Gdyby chociaż drzewa rosły szybciej… Bo Lasy Państwowe zasadziły właśnie krzyż z drzew wyrosłych z nasion poświęconych przez papieża. Nie udało mi się ustalić dlaczego to akurat taka forma celebrowania siedemdziesięciopięciolecia białostockiej dyrekcji Lasów Państwowych została uznana za właściwą, ale zgaduję, że to dlatego, że uważa się, że wraz z wzrostem tego krzyża Polska w jakiś sposób stanie się lepszym krajem czy coś…

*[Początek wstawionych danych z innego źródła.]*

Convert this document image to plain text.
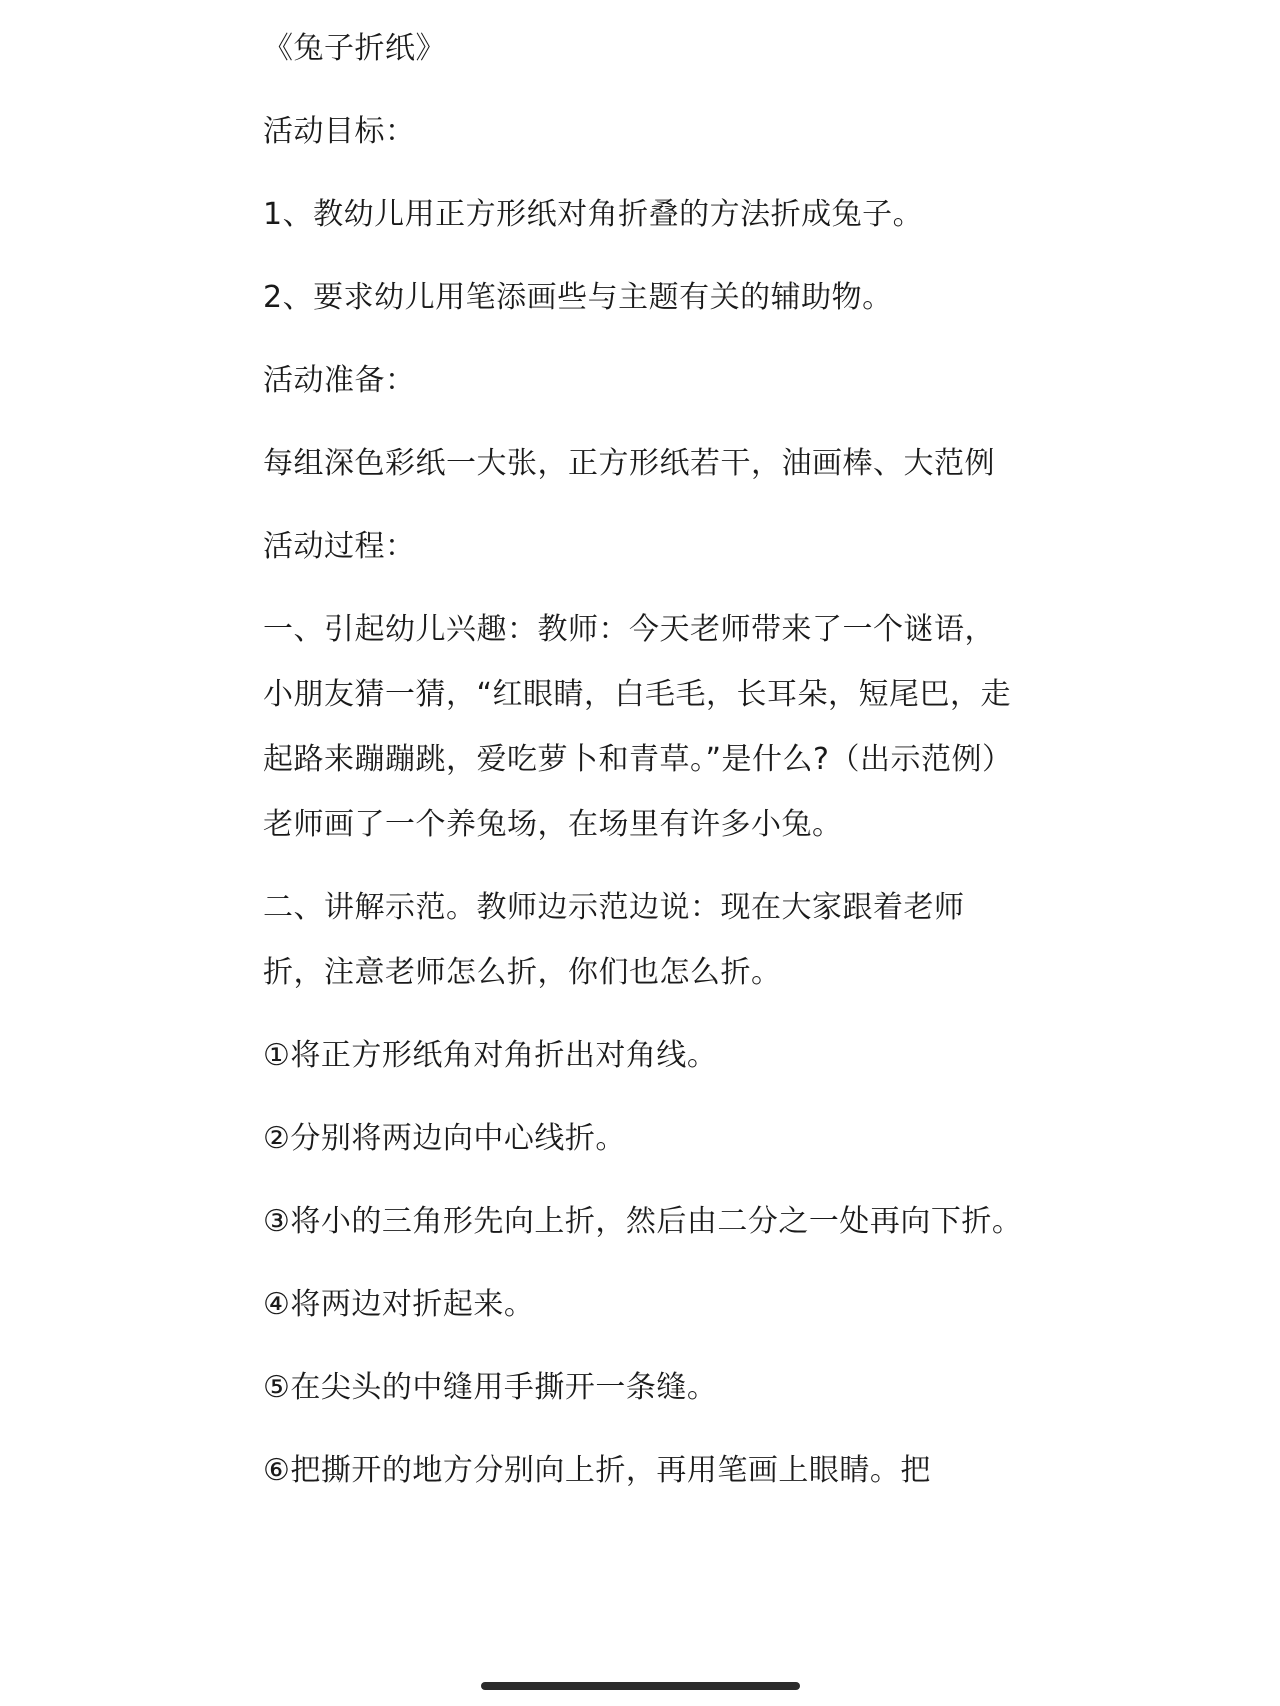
《兔子折纸》

活动目标：

1、教幼儿用正方形纸对角折叠的方法折成兔子。

2、要求幼儿用笔添画些与主题有关的辅助物。

活动准备：

每组深色彩纸一大张，正方形纸若干，油画棒、大范例

活动过程：

一、引起幼儿兴趣：教师：今天老师带来了一个谜语，小朋友猜一猜，“红眼睛，白毛毛，长耳朵，短尾巴，走起路来蹦蹦跳，爱吃萝卜和青草。”是什么?（出示范例）老师画了一个养兔场，在场里有许多小兔。

二、讲解示范。教师边示范边说：现在大家跟着老师折，注意老师怎么折，你们也怎么折。

①将正方形纸角对角折出对角线。

②分别将两边向中心线折。

③将小的三角形先向上折，然后由二分之一处再向下折。

④将两边对折起来。

⑤在尖头的中缝用手撕开一条缝。

⑥把撕开的地方分别向上折，再用笔画上眼睛。把
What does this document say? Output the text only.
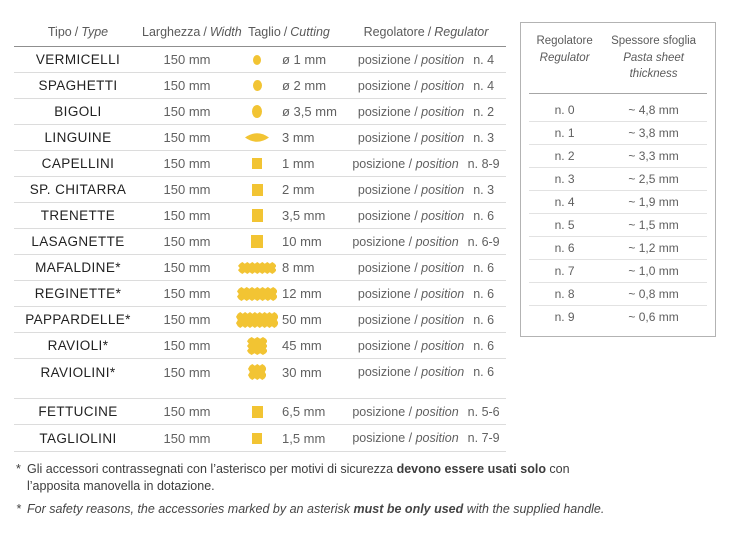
Tipo / Type	Larghezza / Width Taglio / Cutting	Regolatore / Regulator
VERMICELLI	150 mm	ø 1 mm	posizione / position n. 4
SPAGHETTI	150 mm	ø 2 mm	posizione / position n. 4
BIGOLI	150 mm	ø 3,5 mm	posizione / position n. 2
LINGUINE	150 mm	3 mm	posizione / position n. 3
CAPELLINI	150 mm	1 mm	posizione / position n. 8-9
SP. CHITARRA	150 mm	2 mm	posizione / position n. 3
TRENETTE	150 mm	3,5 mm	posizione / position n. 6
LASAGNETTE	150 mm	10 mm	posizione / position n. 6-9
MAFALDINE*	150 mm	8 mm	posizione / position n. 6
REGINETTE*	150 mm	12 mm	posizione / position n. 6
PAPPARDELLE*	150 mm	50 mm	posizione / position n. 6
RAVIOLI*	150 mm	45 mm	posizione / position n. 6
RAVIOLINI*	150 mm	30 mm	posizione / position n. 6
FETTUCINE	150 mm	6,5 mm	posizione / position n. 5-6
TAGLIOLINI	150 mm	1,5 mm	posizione / position n. 7-9
Regolatore
Regulator
Spessore sfoglia
Pasta sheet thickness
n. 0	~ 4,8 mm
n. 1	~ 3,8 mm
n. 2	~ 3,3 mm
n. 3	~ 2,5 mm
n. 4	~ 1,9 mm
n. 5	~ 1,5 mm
n. 6	~ 1,2 mm
n. 7	~ 1,0 mm
n. 8	~ 0,8 mm
n. 9	~ 0,6 mm
* Gli accessori contrassegnati con l’asterisco per motivi di sicurezza devono essere usati solo con
l’apposita manovella in dotazione.
* For safety reasons, the accessories marked by an asterisk must be only used with the supplied handle.
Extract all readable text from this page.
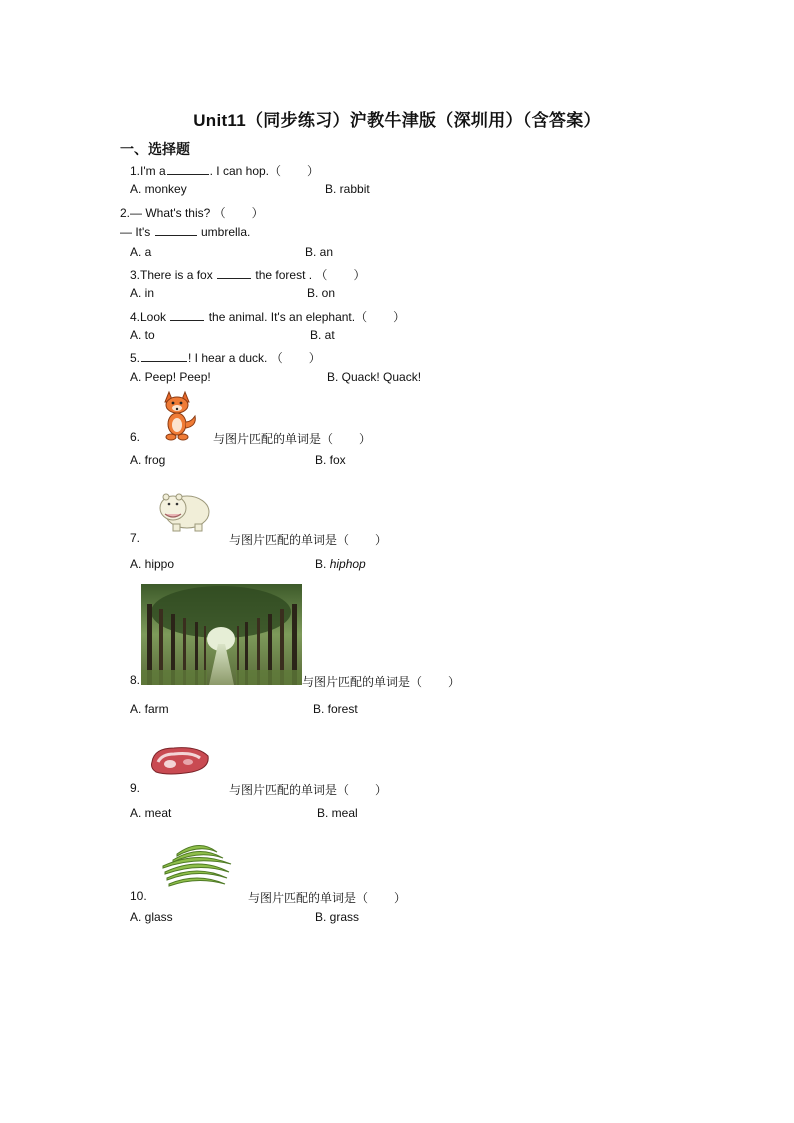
Unit11（同步练习）沪教牛津版（深圳用）（含答案）
一、选择题
1.I'm a	. I can hop.（ ）
A. monkey	B. rabbit
2.— What's this? （ ）
— It's	umbrella.
A. a	B. an
3.There is a fox	the forest . （ ）
A. in	B. on
4.Look	the animal. It's an elephant.（ ）
A. to	B. at
5.	! I hear a duck. （ ）
A. Peep! Peep!	B. Quack! Quack!
6.	与图片匹配的单词是（ ）
A. frog	B. fox
7.	与图片匹配的单词是（ ）
A. hippo	B. hiphop
8.	与图片匹配的单词是（ ）
A. farm	B. forest
9.	与图片匹配的单词是（ ）
A. meat	B. meal
10.	与图片匹配的单词是（ ）
A. glass	B. grass
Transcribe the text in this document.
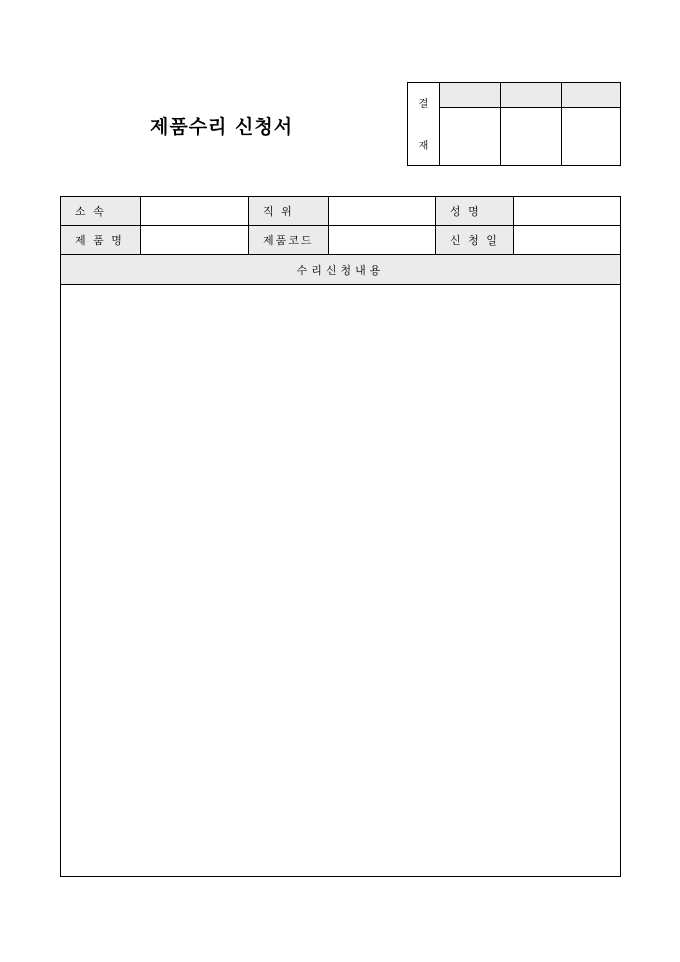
제품수리 신청서
결
재
소 속	직 위	성 명
제 품 명	제품코드	신 청 일
수리신청내용
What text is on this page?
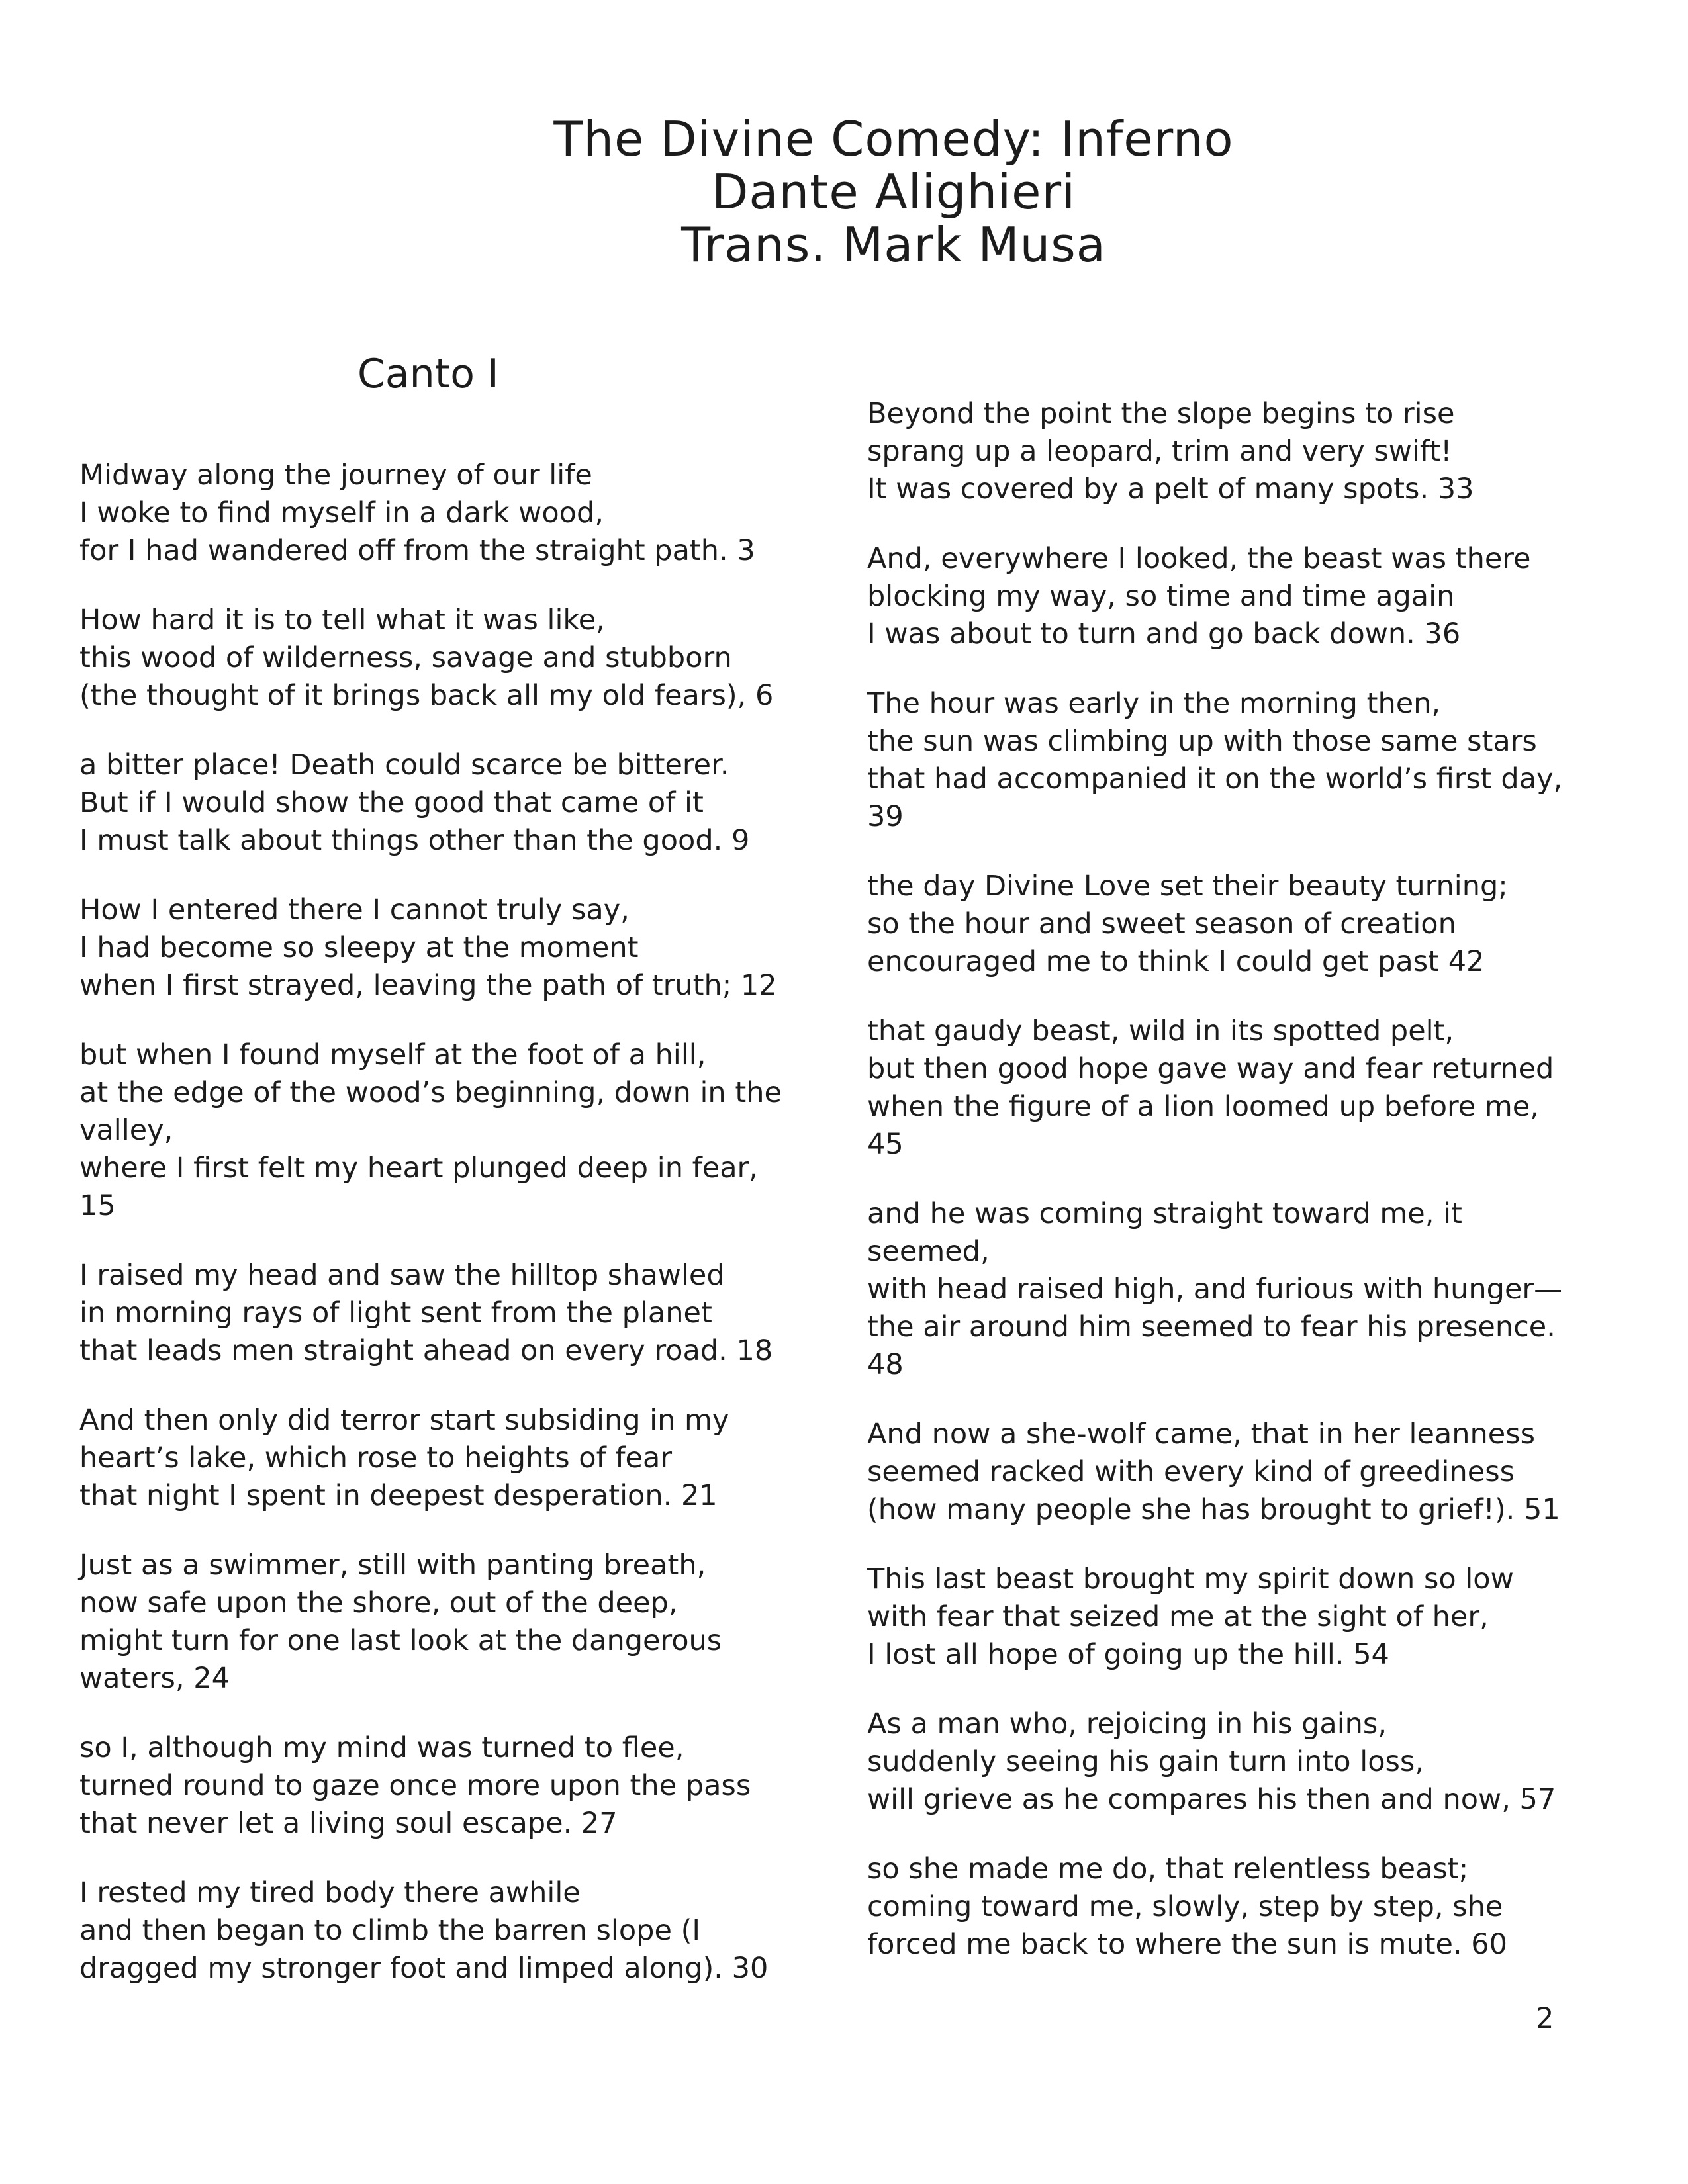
The Divine Comedy: Inferno
Dante Alighieri
Trans. Mark Musa
Canto I
Midway along the journey of our life
I woke to find myself in a dark wood,
for I had wandered off from the straight path. 3
How hard it is to tell what it was like,
this wood of wilderness, savage and stubborn
(the thought of it brings back all my old fears), 6
a bitter place! Death could scarce be bitterer.
But if I would show the good that came of it
I must talk about things other than the good. 9
How I entered there I cannot truly say,
I had become so sleepy at the moment
when I first strayed, leaving the path of truth; 12
but when I found myself at the foot of a hill,
at the edge of the wood’s beginning, down in the
valley,
where I first felt my heart plunged deep in fear,
15
I raised my head and saw the hilltop shawled
in morning rays of light sent from the planet
that leads men straight ahead on every road. 18
And then only did terror start subsiding in my
heart’s lake, which rose to heights of fear
that night I spent in deepest desperation. 21
Just as a swimmer, still with panting breath,
now safe upon the shore, out of the deep,
might turn for one last look at the dangerous
waters, 24
so I, although my mind was turned to flee,
turned round to gaze once more upon the pass
that never let a living soul escape. 27
I rested my tired body there awhile
and then began to climb the barren slope (I
dragged my stronger foot and limped along). 30
Beyond the point the slope begins to rise
sprang up a leopard, trim and very swift!
It was covered by a pelt of many spots. 33
And, everywhere I looked, the beast was there
blocking my way, so time and time again
I was about to turn and go back down. 36
The hour was early in the morning then,
the sun was climbing up with those same stars
that had accompanied it on the world’s first day,
39
the day Divine Love set their beauty turning;
so the hour and sweet season of creation
encouraged me to think I could get past 42
that gaudy beast, wild in its spotted pelt,
but then good hope gave way and fear returned
when the figure of a lion loomed up before me,
45
and he was coming straight toward me, it
seemed,
with head raised high, and furious with hunger—
the air around him seemed to fear his presence.
48
And now a she-wolf came, that in her leanness
seemed racked with every kind of greediness
(how many people she has brought to grief!). 51
This last beast brought my spirit down so low
with fear that seized me at the sight of her,
I lost all hope of going up the hill. 54
As a man who, rejoicing in his gains,
suddenly seeing his gain turn into loss,
will grieve as he compares his then and now, 57
so she made me do, that relentless beast;
coming toward me, slowly, step by step, she
forced me back to where the sun is mute. 60
2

Bo jeśli wierzyć rządowi i jego zwolennikom, wszelkie zło można z naszego kraju wykorzenić jeśli powróci się do starego, chrześcijańskiego sposobu życia. Jakby to miało wyglądać tłumaczyła ostatnio w telewizji Tadeusza Rydzyka Urszula Dudziak, profesorka z KUL (alma mater naszego ministra edukacji). Niektórzy z wiernych czytelników mogą pamiętać ją jako proponentkę teorii o tym, że skutkiem antykoncepcji są zdrady i rozwody. Jej najnowszy wykład przyszedł w samą porę, bo podczas gdy zagubione kobiety zatracają się w wulgarnych protestach na ulicach miast i wsi, profesor Dudziak przychodzi im na ratunek tłumacząc, jaka jest rola kobiety we współczesnym świecie. A zatem słuchajcie dziewczyny: zasadniczo macie dwie opcje: albo będziecie matkami, albo pozostaniecie dziewicami. Jeśli wybierzecie to drugie, to albo możecie się poświęcić działalności w jakiejś organizacji charytatywnej, albo idziecie do zakonu. I tyle. I teraz mi nie gadać, że kobiety w XXI wieku muszą dokonywać jakichś skomplikowanych wyborów!
Oczywiście polski katolicyzm to rzecz zbyt ważna abyśmy zatrzymywali ją jedynie dla siebie. I tak na przykład nasz eksportowy polski biskup diecezji Doumé-Abong’ Mbang w Kamerunie zakazał swoim owieczkom szczepienia dziewcząt przeciwko wirusowemu rakowi szyjki macicy. I słusznie. Bo ten wirus to się roznosi jedynie drogą płciową, a szczepi się młode dziewczynki. I po co to komu potrzebne, skoro takie małe dziewczynki i tak nie powinny uprawiać z nikim [sprawdzić czy nie ksiądz] seksu. A może w ogóle im to będzie niepotrzebne, jeśli zdecydują się na opcję numer 2 i do końca życia pozostaną dziewicami! [w określonych przypadkach decyzja może zostać podjęta za nie przez stosownego księdza-pedofila]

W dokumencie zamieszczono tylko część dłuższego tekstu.